Another problem in the two sides' relationship is Sudan leaders' relative consistence with the Iranian approach to some regional cases, something drawing the Arab monarchy's anti-Sudanese criticism.

But in past few years, Riyadh and Khartoum moved towards closer work and boost of relationship. This closeness even allured Sudan into the Saudi-led Arab military coalition war against Yemen. The analysts point to the country’s political, economic, and security crises, which severely augmented the government susceptibility, as the main drive behind Khartoum’s shift and walking in line with Riyadh. In fact, the Sudanese government redesigned its policy in order for its needs to be met and threats against it to be eliminated. The final aim was to pave the way for the Saudi Arabian aids to pour towards the country and also lifting of the Western sanctions. Riyadh’s $1 billion financial aid cajoled Khartoum into supporting the Saudi viewpoint in regional issues, including the Yemeni crisis. But the kingdom’s help was far from being able to yield trust and settle the differences of Sudan's leaders with the West and Saudi Arabia.

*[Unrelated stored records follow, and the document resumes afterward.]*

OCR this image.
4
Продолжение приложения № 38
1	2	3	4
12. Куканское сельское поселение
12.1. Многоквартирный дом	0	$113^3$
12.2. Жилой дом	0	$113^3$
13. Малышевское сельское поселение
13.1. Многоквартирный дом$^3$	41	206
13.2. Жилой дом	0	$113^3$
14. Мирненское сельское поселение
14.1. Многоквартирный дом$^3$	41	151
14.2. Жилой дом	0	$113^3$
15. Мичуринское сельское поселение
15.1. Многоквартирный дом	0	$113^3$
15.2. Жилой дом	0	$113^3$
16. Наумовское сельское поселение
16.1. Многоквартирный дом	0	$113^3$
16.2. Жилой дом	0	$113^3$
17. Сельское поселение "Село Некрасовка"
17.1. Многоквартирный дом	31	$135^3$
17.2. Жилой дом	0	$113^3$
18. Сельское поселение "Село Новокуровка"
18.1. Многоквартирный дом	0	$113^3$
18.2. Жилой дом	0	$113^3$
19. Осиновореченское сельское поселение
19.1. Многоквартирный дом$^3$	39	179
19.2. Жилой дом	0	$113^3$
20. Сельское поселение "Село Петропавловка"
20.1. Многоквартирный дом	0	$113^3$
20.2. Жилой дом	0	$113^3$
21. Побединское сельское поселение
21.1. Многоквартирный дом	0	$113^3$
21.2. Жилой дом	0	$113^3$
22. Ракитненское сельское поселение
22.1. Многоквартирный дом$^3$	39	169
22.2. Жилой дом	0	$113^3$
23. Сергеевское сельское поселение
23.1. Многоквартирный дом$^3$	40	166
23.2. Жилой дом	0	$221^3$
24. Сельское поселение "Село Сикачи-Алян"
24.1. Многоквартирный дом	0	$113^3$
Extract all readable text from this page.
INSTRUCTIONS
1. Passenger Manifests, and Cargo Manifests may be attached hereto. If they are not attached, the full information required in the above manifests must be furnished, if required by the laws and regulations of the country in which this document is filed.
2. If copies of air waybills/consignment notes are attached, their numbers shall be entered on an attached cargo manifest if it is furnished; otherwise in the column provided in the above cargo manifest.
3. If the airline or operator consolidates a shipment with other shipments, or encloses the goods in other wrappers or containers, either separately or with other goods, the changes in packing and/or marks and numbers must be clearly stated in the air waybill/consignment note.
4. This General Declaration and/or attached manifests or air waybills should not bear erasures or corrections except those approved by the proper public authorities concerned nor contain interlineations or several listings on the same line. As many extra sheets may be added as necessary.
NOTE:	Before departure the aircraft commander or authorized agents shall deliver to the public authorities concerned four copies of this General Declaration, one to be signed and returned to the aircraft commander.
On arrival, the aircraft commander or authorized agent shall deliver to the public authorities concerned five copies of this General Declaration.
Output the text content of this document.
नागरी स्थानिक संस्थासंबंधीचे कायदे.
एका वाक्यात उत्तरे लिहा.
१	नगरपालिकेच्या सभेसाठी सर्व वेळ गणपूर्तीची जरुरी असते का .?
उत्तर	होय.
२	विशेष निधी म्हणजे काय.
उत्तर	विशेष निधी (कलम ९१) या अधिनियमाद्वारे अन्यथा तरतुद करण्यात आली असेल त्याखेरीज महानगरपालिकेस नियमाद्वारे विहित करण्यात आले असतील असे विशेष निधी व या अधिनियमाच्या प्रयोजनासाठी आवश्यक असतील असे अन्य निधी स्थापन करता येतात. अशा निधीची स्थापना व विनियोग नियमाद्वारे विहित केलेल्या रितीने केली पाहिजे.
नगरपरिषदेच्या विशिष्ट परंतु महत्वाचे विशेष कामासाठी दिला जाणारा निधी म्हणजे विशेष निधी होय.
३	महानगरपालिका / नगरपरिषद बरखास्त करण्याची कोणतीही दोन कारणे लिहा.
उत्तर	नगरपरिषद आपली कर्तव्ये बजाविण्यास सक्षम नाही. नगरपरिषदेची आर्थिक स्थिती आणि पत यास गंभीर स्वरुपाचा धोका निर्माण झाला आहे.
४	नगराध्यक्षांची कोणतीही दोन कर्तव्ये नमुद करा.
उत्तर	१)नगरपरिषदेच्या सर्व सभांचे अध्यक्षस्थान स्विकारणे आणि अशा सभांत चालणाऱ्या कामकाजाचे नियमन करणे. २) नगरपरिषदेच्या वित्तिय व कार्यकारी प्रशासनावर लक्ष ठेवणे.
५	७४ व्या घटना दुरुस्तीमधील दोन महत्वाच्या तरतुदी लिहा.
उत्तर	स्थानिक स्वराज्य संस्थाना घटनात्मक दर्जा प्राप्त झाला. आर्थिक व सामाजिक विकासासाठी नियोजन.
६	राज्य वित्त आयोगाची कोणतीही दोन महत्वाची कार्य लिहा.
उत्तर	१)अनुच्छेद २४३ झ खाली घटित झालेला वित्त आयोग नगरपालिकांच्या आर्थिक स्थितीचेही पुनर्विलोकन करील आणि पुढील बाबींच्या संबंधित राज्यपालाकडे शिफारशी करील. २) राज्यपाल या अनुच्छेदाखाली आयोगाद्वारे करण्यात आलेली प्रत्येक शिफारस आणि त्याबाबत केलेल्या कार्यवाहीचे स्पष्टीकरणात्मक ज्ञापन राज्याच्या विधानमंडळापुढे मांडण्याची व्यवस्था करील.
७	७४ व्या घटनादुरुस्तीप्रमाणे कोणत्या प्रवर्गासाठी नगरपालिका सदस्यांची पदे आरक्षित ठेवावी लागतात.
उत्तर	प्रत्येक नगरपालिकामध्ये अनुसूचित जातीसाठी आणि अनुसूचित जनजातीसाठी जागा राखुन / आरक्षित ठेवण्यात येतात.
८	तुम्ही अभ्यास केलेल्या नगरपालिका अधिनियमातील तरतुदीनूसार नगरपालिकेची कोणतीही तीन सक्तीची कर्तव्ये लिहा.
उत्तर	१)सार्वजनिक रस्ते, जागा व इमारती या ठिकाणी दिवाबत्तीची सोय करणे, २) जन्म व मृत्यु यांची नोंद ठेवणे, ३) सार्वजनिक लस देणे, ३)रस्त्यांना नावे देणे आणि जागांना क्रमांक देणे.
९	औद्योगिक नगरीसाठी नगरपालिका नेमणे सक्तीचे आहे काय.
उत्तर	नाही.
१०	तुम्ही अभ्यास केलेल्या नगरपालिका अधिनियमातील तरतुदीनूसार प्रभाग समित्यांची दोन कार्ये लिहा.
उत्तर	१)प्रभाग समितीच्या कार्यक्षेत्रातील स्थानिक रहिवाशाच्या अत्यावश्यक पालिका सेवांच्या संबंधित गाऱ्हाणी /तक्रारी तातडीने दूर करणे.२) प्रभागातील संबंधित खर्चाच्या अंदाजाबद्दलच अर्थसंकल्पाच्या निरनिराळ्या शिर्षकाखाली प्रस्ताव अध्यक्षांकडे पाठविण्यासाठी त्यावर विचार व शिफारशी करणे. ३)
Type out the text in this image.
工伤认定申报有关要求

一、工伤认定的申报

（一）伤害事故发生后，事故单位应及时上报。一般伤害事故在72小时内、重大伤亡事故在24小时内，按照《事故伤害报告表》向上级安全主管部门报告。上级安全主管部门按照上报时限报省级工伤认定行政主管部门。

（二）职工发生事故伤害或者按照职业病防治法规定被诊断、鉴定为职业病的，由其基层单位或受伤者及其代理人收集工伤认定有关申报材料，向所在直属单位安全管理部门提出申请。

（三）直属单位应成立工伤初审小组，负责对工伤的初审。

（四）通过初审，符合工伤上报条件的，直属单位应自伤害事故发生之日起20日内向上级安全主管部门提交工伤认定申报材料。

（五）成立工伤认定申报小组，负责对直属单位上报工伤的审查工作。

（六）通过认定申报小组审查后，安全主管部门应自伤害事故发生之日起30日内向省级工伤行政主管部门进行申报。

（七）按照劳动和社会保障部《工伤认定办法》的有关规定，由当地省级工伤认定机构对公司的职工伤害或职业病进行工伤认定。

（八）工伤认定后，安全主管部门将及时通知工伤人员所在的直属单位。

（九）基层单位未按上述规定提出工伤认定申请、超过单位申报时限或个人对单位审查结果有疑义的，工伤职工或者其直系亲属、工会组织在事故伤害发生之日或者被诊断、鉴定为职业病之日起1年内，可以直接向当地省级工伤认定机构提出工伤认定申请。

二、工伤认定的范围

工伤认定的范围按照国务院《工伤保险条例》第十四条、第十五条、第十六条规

Now that the American-Arab-Israeli camp is losing the edge and on the opposite side the Resistance-Russia bloc's influence is on the rise, Sudan is optimistic to beat its problems in politics and economy via partnership with Russia and without the need to disregard part of its foreign policy tenets that are marked by antipathy to the Israel regime and advocacy of the Muslim Brotherhood, beside condemnation of Western interventions in the region.